O poder no século 21 significa algo muito diferente do que era até algumas décadas atrás. O poder militar, o território e as fronteiras físicas muitas vezes não são tão importantes quanto as parcerias comerciais, recursos e infraestrutura. Quando você pensar sobre quem será a superpotência global nos próximos 100 anos, considere o seguinte: a China tem um exército insignificante em comparação com os EUA, mas é o parceiro comercial número um de duas vezes mais países.

Nossa própria lógica, ou métrica, do que constitui poder mudou, diz Parag Khanna , pesquisador sênior do Center on Asia and Globalization da National University of Singapore. Não é quem governa este ou aquele território que governa o mundo, diz ele - é quem governa a cadeia de abastecimento. Os jogadores mais poderosos do sistema não são necessariamente aqueles com os maiores militares, a maioria das armas nucleares ou as maiores populações. São os que estão mais conectados, diz Khanna.

As regiões são definidas por seus recursos naturais.



O novo livro de Khanna, Conectografia: Mapeando o Futuro da Civilização Global (Vejo um trecho aqui ), expõe suas teorias tecendo história, anedotas e análises políticas e econômicas. Mas o melhor de tudo é que ele está cheio de mapas fascinantes que mostram essa nova realidade, ou a visão de Khanna de uma geopolítica pós-moderna - na qual a geografia não é mais o destino; conectividade é. Observe os mapas da apresentação de slides acima e você poderá ver alguns dos elementos que compõem sua tese.

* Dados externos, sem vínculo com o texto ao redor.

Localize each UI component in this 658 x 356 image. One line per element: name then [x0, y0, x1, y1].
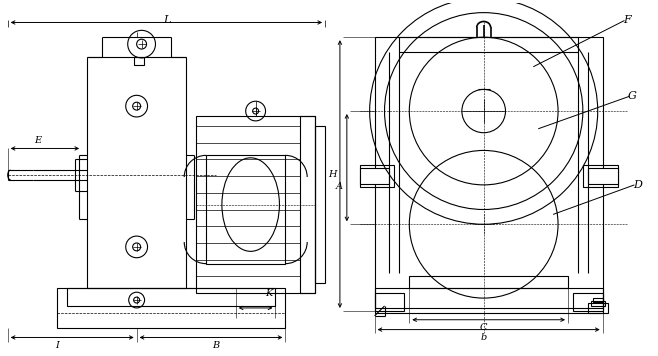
- Bar: [134, 57, 143, 65]
- Text: F: F: [624, 16, 631, 26]
- Bar: [300, 116, 315, 293]
- Text: A: A: [336, 182, 342, 192]
- Bar: [57, 288, 286, 328]
- Bar: [196, 116, 315, 293]
- Bar: [573, 293, 603, 311]
- Text: b: b: [480, 333, 487, 342]
- Bar: [588, 168, 618, 184]
- Text: K: K: [265, 289, 272, 298]
- Bar: [206, 155, 286, 264]
- Bar: [409, 277, 568, 288]
- Bar: [593, 298, 603, 302]
- Bar: [374, 37, 603, 308]
- Text: H: H: [328, 169, 336, 179]
- Bar: [374, 293, 405, 311]
- Text: D: D: [633, 180, 642, 190]
- Text: C: C: [480, 323, 488, 332]
- Text: E: E: [34, 136, 41, 145]
- Bar: [315, 126, 325, 283]
- Text: I: I: [55, 341, 59, 350]
- Bar: [591, 301, 605, 306]
- Bar: [67, 288, 276, 306]
- Bar: [583, 165, 618, 187]
- Bar: [374, 288, 603, 313]
- Text: L: L: [163, 15, 170, 25]
- Text: G: G: [628, 91, 637, 101]
- Bar: [360, 165, 394, 187]
- Bar: [399, 37, 578, 52]
- Bar: [588, 303, 607, 313]
- Bar: [360, 168, 390, 184]
- Text: B: B: [213, 341, 220, 350]
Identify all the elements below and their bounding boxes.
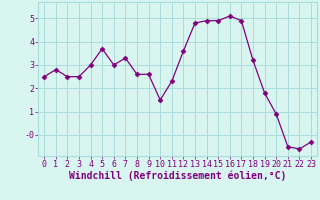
X-axis label: Windchill (Refroidissement éolien,°C): Windchill (Refroidissement éolien,°C) [69, 171, 286, 181]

Infraestrutura de transporte, energia e comunicação são as três áreas em que a conectividade é mais importante, argumenta Khanna, e isso facilita as forças de migração e comércio que estão moldando as sociedades e as superpotências de hoje. A urbanização é a força mais poderosa, orgânica e voluntária do mundo hoje, diz ele. Considere que existem apenas 500.000 quilômetros de fronteiras internacionais em todo o mundo, mas há 64 milhões de quilômetros de estradas, 4 milhões de quilômetros de ferrovias, 2 milhões de quilômetros de dutos e 1 milhão de quilômetros de cabos de Internet.

Uma olhada em como a informação flui - a Europa é o continente mais conectado.

Seu livro chega em um momento interessante, à medida que os políticos de direita nos Estados Unidos e em grande parte da Europa crescem em popularidade em reação à crise dos refugiados e ao surgimento de novos poderes sem Estado - um grupo que inclui tanto o ISIS quanto as grandes corporações que são deslocando empregos das nações ocidentais na economia globalizada de hoje.

Khanna diz que sua crença de que eles podem parar essas forças é irremediavelmente impraticável - os imigrantes virão porque há uma demanda e a globalização agora é a realidade dominante, diz ele.

O que está completamente errado é a visão de que nem todos nos beneficiamos diretamente de mais integração e conectividade. Ele culpa o sistema político americano por não se adaptar para tirar proveito dessas forças, retreinando intensamente os trabalhadores em novas habilidades e dando incentivos para que as empresas permaneçam, como fizeram países como Cingapura, Alemanha e Suíça. Em vez disso, a América sempre negou.

Onde está o programa de reciclagem dos trabalhadores federais da América? Cadê? Nós não temos um. Outros países têm. Isso não tem nada a ver com o fato de a globalização ser boa ou ruim, diz Khanna. Ele coloca em termos que Trump pode entender: tem a ver com se você é inteligente ou estúpido.

Você também pode ouvir mais sobre a pesquisa dele em uma palestra recente do TED.